Massi Daniela, Marconi Chiara, Franchi Alessandro, Bianchini Francesca, Paglierani Milena, Ketabchi Sheyda, Miracco Clelia, Santucci Marco, Calorini Lido
Dipartimento di Patologia Umana ed Oncologia, Università di Firenze, Florence 50134, Italy.
Hum Pathol. 2007 Oct;38(10):1516-25. doi: 10.1016/j.humpath.2007.02.018. Epub 2007 Jul 19.
Tumor-associated macrophages (TAMs) may elicit contrasting effects on tumor growth, depending on their biological activities. Macrophages use arginine either to synthesize nitric oxide (NO) through the inducible NO synthase (iNOS) or to produce ornithine through arginase activity. Although the effects of NO are primarily cytotoxic, production of ornithine may promote tumor cell proliferation. Thus, iNOS/arginase balance in TAMs may be crucial in tumor progression. The aim of this study was (a) to explore iNOS and arginase expression in TAMs associated with human melanoma at different stages of tumor progression and (b) to explore whether melanoma cells influence iNOS and/or arginase expression in TAMs under basal condition and in the presence of interferon gamma and/or lipopolysaccharide. Immunohistochemical analyses performed on tissue sections from in situ melanoma, invasive melanoma of different pT categories, and metastatic melanoma revealed that (a) the percentage of iNOS-positive TAMs was significantly higher in in situ and thin melanomas in comparison with more advanced, thicker tumors; (b) the percentage of arginase-positive TAMs did not change among the pT categories analyzed; and (c) the percentage of iNOS-positive TAMs was greater than that of arginase-positive TAMs in peritumoral and intratumoral locations of thin melanomas (pT1). Moreover, by the use of an in vitro experimental protocol represented by B16 murine melanoma cells cocultivated with inflammatory macrophages, we found that melanoma cells stimulate iNOS expression and NO production in macrophages. In conclusion, our in vivo and in vitro results suggest that, mainly in early melanoma lesions, iNOS prevails over arginase in TAMs, a phenomenon possibly stimulated by contact with tumor cells. However, macrophages stimulated by murine melanoma cells secreted a level of NO compatible with an antitumor activity only in the presence of interferon gamma.

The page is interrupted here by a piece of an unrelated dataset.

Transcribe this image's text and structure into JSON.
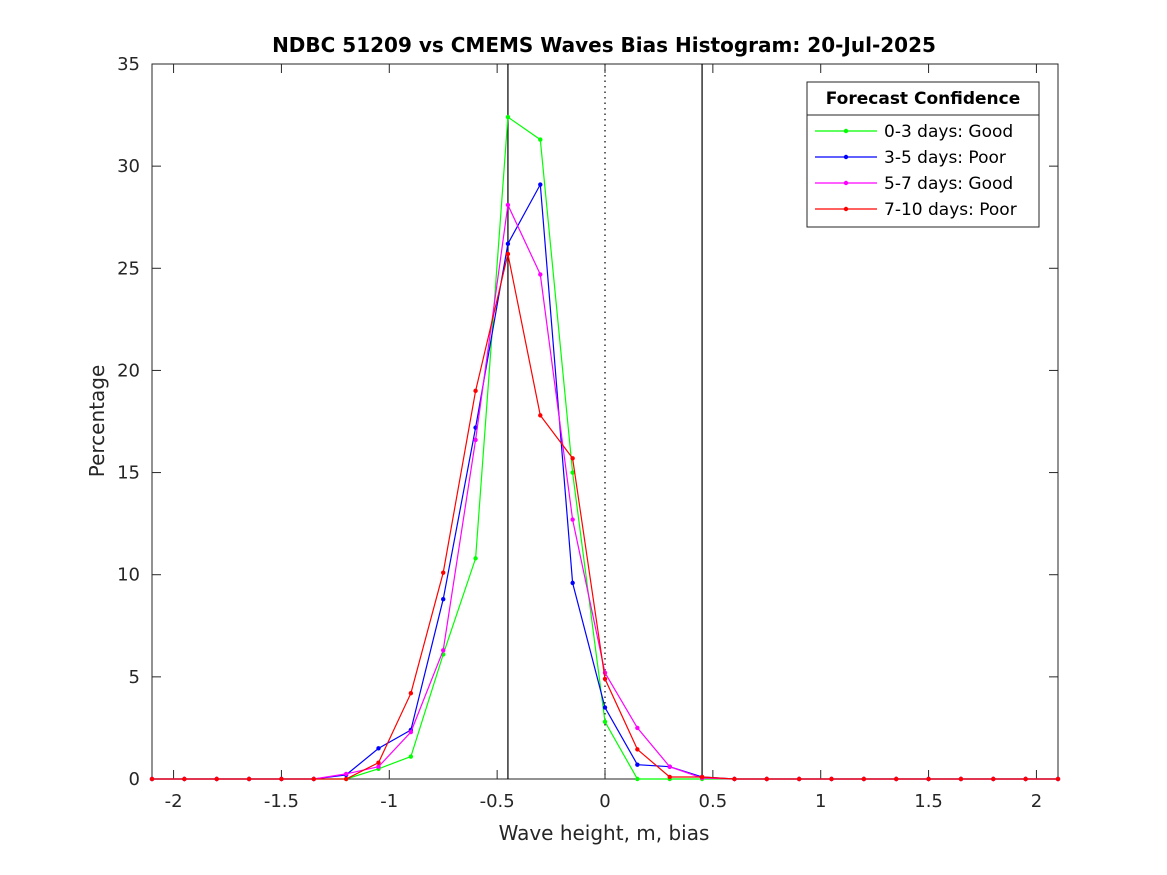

肿瘤相关巨噬细胞(TAM)对肿瘤生长可能产生相反的影响,这取决于它们的生物学活性。巨噬细胞利用精氨酸,要么通过诱导型一氧化氮合酶(iNOS)合成一氧化氮(NO),要么通过精氨酸酶活性产生鸟氨酸。虽然NO的作用主要是细胞毒性的,但鸟氨酸的产生可能促进肿瘤细胞增殖。因此,TAM中iNOS/精氨酸酶的平衡可能在肿瘤进展中起关键作用。本研究的目的是:(a)探讨与人类黑色素瘤不同进展阶段相关的TAM中iNOS和精氨酸酶的表达;(b)探讨黑色素瘤细胞在基础条件下以及在存在干扰素γ和/或脂多糖的情况下是否会影响TAM中iNOS和/或精氨酸酶的表达。对原位黑色素瘤、不同pT类别的浸润性黑色素瘤和转移性黑色素瘤的组织切片进行免疫组织化学分析,结果显示:(a)与更晚期、更厚的肿瘤相比,原位和薄黑色素瘤中iNOS阳性TAM的百分比显著更高;(b)在所分析的pT类别中,精氨酸酶阳性TAM的百分比没有变化;(c)在薄黑色素瘤(pT1)的瘤周和瘤内位置,iNOS阳性TAM的百分比大于精氨酸酶阳性TAM的百分比。此外,通过使用由B16小鼠黑色素瘤细胞与炎性巨噬细胞共培养所代表的体外实验方案,我们发现黑色素瘤细胞刺激巨噬细胞中iNOS的表达和NO的产生。总之,我们的体内和体外结果表明,主要在早期黑色素瘤病变中,TAM中iNOS的表达高于精氨酸酶,这种现象可能是由与肿瘤细胞接触所刺激的。然而,只有在存在干扰素γ的情况下,受小鼠黑色素瘤细胞刺激的巨噬细胞分泌的NO水平才与抗肿瘤活性相符。